Uncertainty has reared its head again in the Kenyan gambling tax setup as a local judge has decided that it is illegal for gambling operators to collect taxes from any winnings.
Senior Resident Magistrate Dennis Kivuti of the Millimani Commercial Courts issued a ruling earlier this month prohibiting SportsPesa Ltd, a local operator handling sports betting, from withholding the Kenyan government present tax on gambling winnings currently set at 20 percent.
The tax amount was imposed on the winnings of Benson Irugu.
Mr. Irugu had protested the imposition of said tax and had filed a 2014 civil suit against SportsPesa Ltd with the trading name of Pevans East Africa.
The Kenya Revenue Authority (KRA) filed an appeal to counter to Mr. Irugu’s lawsuit and a ruling on the matter was made earlier this week.
On April 23, the Judge denied the appeal filed by the KRA which prevented them from collecting any taxes on winnings. The judgment causes a lot of confusion and also significantly impacts the revenues of the KRA.
The country’s Income Tax Act sections 2, 10, 34, and 35 covered these taxes and authorized the KRA to proceed with the collection. However, the judge’s ruling prevents the KRA from collecting these winnings and will limit their revenues by $26.7 million which is used for the development of multiple national projects including the country’s universal healthcare program.

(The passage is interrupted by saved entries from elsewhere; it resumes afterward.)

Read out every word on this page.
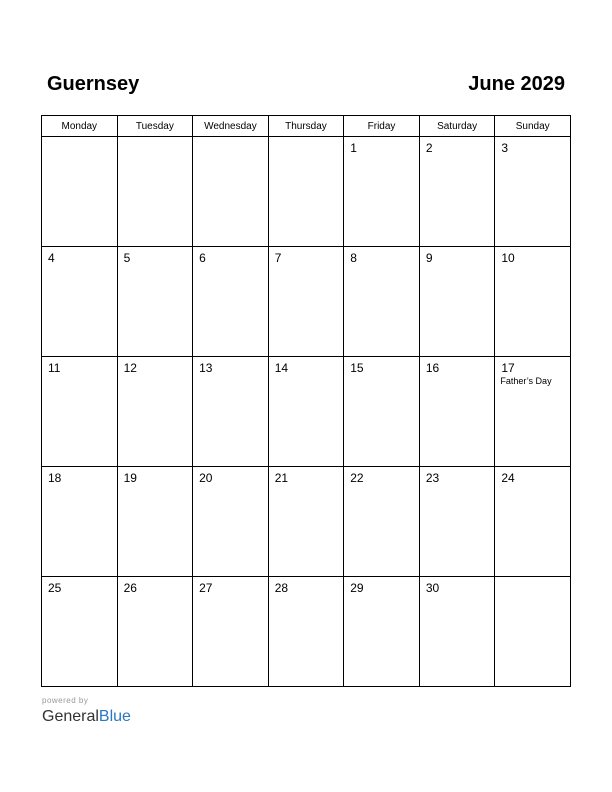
Guernsey	June 2029
Monday	Tuesday	Wednesday	Thursday	Friday	Saturday	Sunday

				1	2	3

4	5	6	7	8	9	10

11	12	13	14	15	16	17
Father’s Day

18	19	20	21	22	23	24

25	26	27	28	29	30	

powered by
GeneralBlue
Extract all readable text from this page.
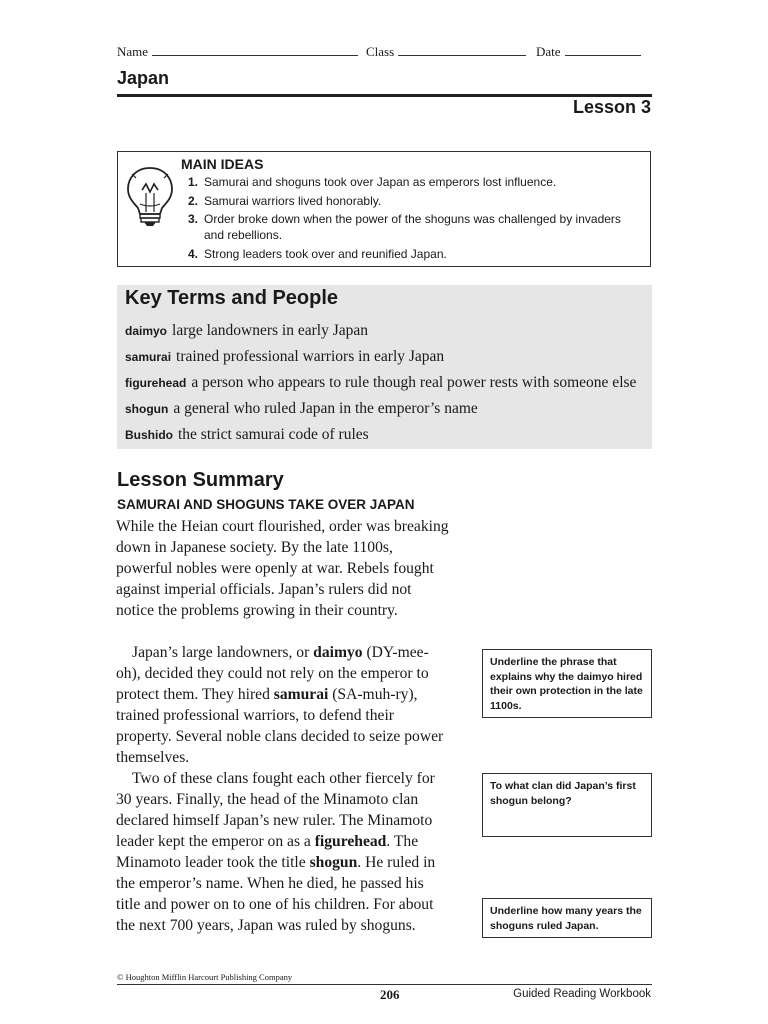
Name	Class	Date
Japan
Lesson 3
MAIN IDEAS
1. Samurai and shoguns took over Japan as emperors lost influence.
2. Samurai warriors lived honorably.
3. Order broke down when the power of the shoguns was challenged by invaders and rebellions.
4. Strong leaders took over and reunified Japan.
Key Terms and People
daimyo large landowners in early Japan
samurai trained professional warriors in early Japan
figurehead a person who appears to rule though real power rests with someone else
shogun a general who ruled Japan in the emperor’s name
Bushido the strict samurai code of rules
Lesson Summary
SAMURAI AND SHOGUNS TAKE OVER JAPAN

While the Heian court flourished, order was breaking down in Japanese society. By the late 1100s, powerful nobles were openly at war. Rebels fought against imperial officials. Japan’s rulers did not notice the problems growing in their country.

Japan’s large landowners, or daimyo (DY-mee-oh), decided they could not rely on the emperor to protect them. They hired samurai (SA-muh-ry), trained professional warriors, to defend their property. Several noble clans decided to seize power themselves.

Two of these clans fought each other fiercely for 30 years. Finally, the head of the Minamoto clan declared himself Japan’s new ruler. The Minamoto leader kept the emperor on as a figurehead. The Minamoto leader took the title shogun. He ruled in the emperor’s name. When he died, he passed his title and power on to one of his children. For about the next 700 years, Japan was ruled by shoguns.

Underline the phrase that explains why the daimyo hired their own protection in the late 1100s.
To what clan did Japan’s first shogun belong?
Underline how many years the shoguns ruled Japan.
© Houghton Mifflin Harcourt Publishing Company
206	Guided Reading Workbook
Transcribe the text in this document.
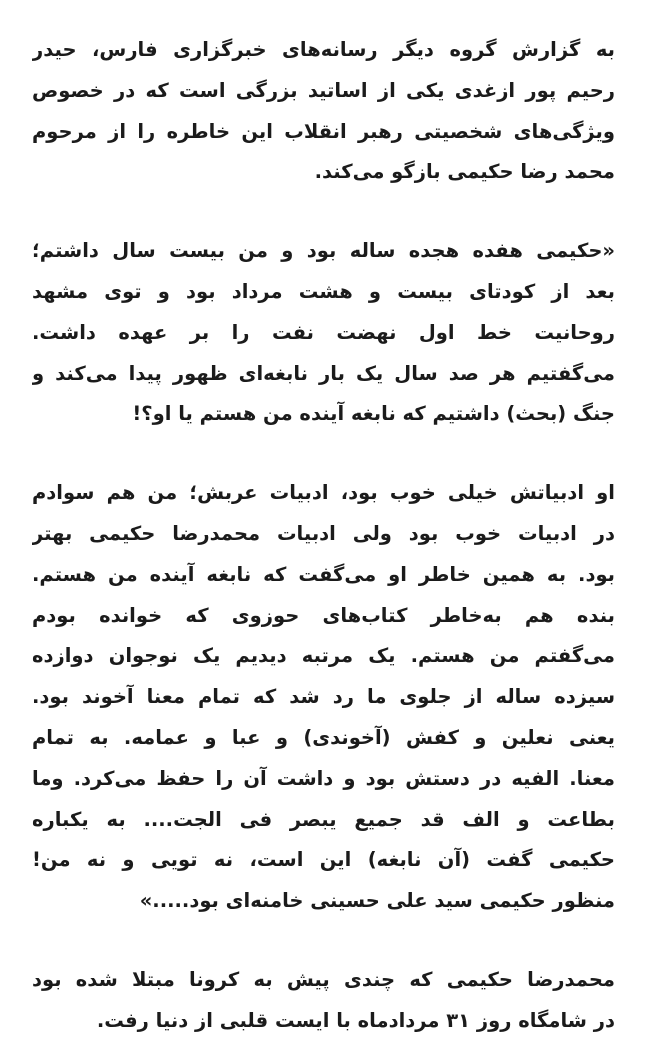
به گزارش گروه دیگر رسانه‌های خبرگزاری فارس، حیدر
رحیم پور ازغدی یکی از اساتید بزرگی است که در خصوص
ویژگی‌های شخصیتی رهبر انقلاب این خاطره را از مرحوم
محمد رضا حکیمی بازگو می‌کند.
«حکیمی هفده هجده ساله بود و من بیست سال داشتم؛
بعد از کودتای بیست و هشت مرداد بود و توی مشهد
روحانیت خط اول نهضت نفت را بر عهده داشت.
می‌گفتیم هر صد سال یک بار نابغه‌ای ظهور پیدا می‌کند و
جنگ (بحث) داشتیم که نابغه آینده من هستم یا او؟!
او ادبیاتش خیلی خوب بود، ادبیات عربش؛ من هم سوادم
در ادبیات خوب بود ولی ادبیات محمدرضا حکیمی بهتر
بود. به همین خاطر او می‌گفت که نابغه آینده من هستم.
بنده هم به‌خاطر کتاب‌های حوزوی که خوانده بودم
می‌گفتم من هستم. یک مرتبه دیدیم یک نوجوان دوازده
سیزده ساله از جلوی ما رد شد که تمام معنا آخوند بود.
یعنی نعلین و کفش (آخوندی) و عبا و عمامه. به تمام
معنا. الفیه در دستش بود و داشت آن را حفظ می‌کرد. وما
بطاعت و الف قد جمیع یبصر فی الجت.... به یکباره
حکیمی گفت (آن نابغه) این است، نه تویی و نه من!
منظور حکیمی سید علی حسینی خامنه‌ای بود.....»
محمدرضا حکیمی که چندی پیش به کرونا مبتلا شده بود
در شامگاه روز ۳۱ مردادماه با ایست قلبی از دنیا رفت.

Confusion On Gambling Tax Implementation
This latest event underscored the difficulties in the implementation of said gambling tax which was imposed years ago. One great example of this was the tax bill that the KRA presented to SportsPesa Ltd covering the period of 2015-16 for close to $100 million.
SportsPesa Ltd did not pay that amount as the company said due to the court order it did not collect any taxes on winnings and hence could not remit the amount to the KRA. This argument was not accepted by the KRA who insisted that the court order only covered the taxes for Mr. Irungu’s gambling winnings.
Another source of frustration for the country’s gambling operators was the Kenyan government’s constant changes in the tax rate imposed. A dramatic increase rolled out in 2017 where a uniform tax rate of 35 percent was fixed and then it was later cut back to 15 percent in September 2018 with the added reintroduction of the 20 percent gambling winnings tax.
The government also stated earlier this month that it would not hesitate to suspend the license of any gambling operator delinquent with the remittance of its tax obligations.